Abstract:
To enhance the forecasting capability of the China Meteorological Administration Mesoscale (CMA-MESO) model in high-resolution domains and complex terrain, a vertical layering scheme (xu scheme) was developed. The scheme is designed for height-based terrain-following coordinates using continuous functions. It allows flexible adjustment of vertical layering and model top height and introduces a parameter
b to control the bottom-layer thickness. The scheme is numerically stable and maintains continuous and smooth layer thickness, with denser layers near the surface. The xu_71 scheme (implemented 71 layers using xu scheme) was implemented in CMA-MESO V6.0 and showed characteristics similar to those of the meso_71 scheme (operational 71 layers scheme), but with better vertical profile continuity. Its performance was evaluated through batch forecast comparisons using key metrics, including the root-mean-square error on isobaric surfaces, 2-m temperature forecasts, and threat scores for accumulated precipitation. Results indicated that the xu_71 scheme slightly outperformed the meso_71 scheme across these key metrics.
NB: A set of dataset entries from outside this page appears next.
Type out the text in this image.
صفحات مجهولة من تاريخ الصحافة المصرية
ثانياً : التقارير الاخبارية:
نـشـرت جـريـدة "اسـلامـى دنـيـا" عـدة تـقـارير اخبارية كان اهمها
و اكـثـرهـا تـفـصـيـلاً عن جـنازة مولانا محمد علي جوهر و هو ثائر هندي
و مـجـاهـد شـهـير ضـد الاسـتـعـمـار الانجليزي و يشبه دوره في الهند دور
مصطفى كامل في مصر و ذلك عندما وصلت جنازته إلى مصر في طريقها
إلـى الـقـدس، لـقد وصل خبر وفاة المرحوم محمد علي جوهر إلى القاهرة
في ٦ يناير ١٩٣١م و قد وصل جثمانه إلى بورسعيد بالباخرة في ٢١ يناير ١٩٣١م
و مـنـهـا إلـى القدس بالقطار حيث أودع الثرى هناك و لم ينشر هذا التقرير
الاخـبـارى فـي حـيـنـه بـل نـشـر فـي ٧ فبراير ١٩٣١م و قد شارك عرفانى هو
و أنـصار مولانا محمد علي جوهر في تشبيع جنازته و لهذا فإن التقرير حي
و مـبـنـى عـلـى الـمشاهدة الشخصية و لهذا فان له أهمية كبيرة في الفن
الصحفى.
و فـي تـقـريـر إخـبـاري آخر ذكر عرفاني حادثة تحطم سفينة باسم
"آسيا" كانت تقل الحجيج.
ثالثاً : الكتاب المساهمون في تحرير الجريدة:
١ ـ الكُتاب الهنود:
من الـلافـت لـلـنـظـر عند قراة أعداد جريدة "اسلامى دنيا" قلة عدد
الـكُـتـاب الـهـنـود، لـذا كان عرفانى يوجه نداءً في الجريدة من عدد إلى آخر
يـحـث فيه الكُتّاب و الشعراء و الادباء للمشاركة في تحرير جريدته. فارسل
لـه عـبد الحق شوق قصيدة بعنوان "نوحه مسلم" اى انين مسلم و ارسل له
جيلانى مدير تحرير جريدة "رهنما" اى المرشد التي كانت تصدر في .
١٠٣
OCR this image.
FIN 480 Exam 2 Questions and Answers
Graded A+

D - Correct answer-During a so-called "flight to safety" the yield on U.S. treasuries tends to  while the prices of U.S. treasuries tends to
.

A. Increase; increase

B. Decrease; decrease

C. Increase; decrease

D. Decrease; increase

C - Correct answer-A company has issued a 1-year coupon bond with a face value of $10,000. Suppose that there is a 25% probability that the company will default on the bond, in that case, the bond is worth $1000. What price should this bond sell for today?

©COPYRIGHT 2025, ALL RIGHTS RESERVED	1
Additionally, the influence of
b on 2-m temperature forecasts was analyzed using surface-layer parameterization, revealing that uncertainties inherent in stable similarity functions can increase diagnostic errors in 2-m temperature forecasts, especially when combined with thicker lowest model layer height (controlled by
b) and complex terrains. Numerical analyses of dense layering during heavy rainfall forecasts showed that the xu_91 scheme (91 layers) performed better than coarser configurations. Specifically, the xu_91 scheme’s forecasts were closer to the actual observations for accumulated-precipitation areas exceeding 100 mm. Compared with the xu_51 scheme (51 layers), xu_91 predicted deeper updraft zones, more distinct vertical circulations, better vertical hydrometeors coordination, higher boundary layer heights, and stronger sensible heat fluxes. Overall, the designed vertical layering scheme is effective, easy to apply, and has the potential for enhanced application in physical parameterization studies.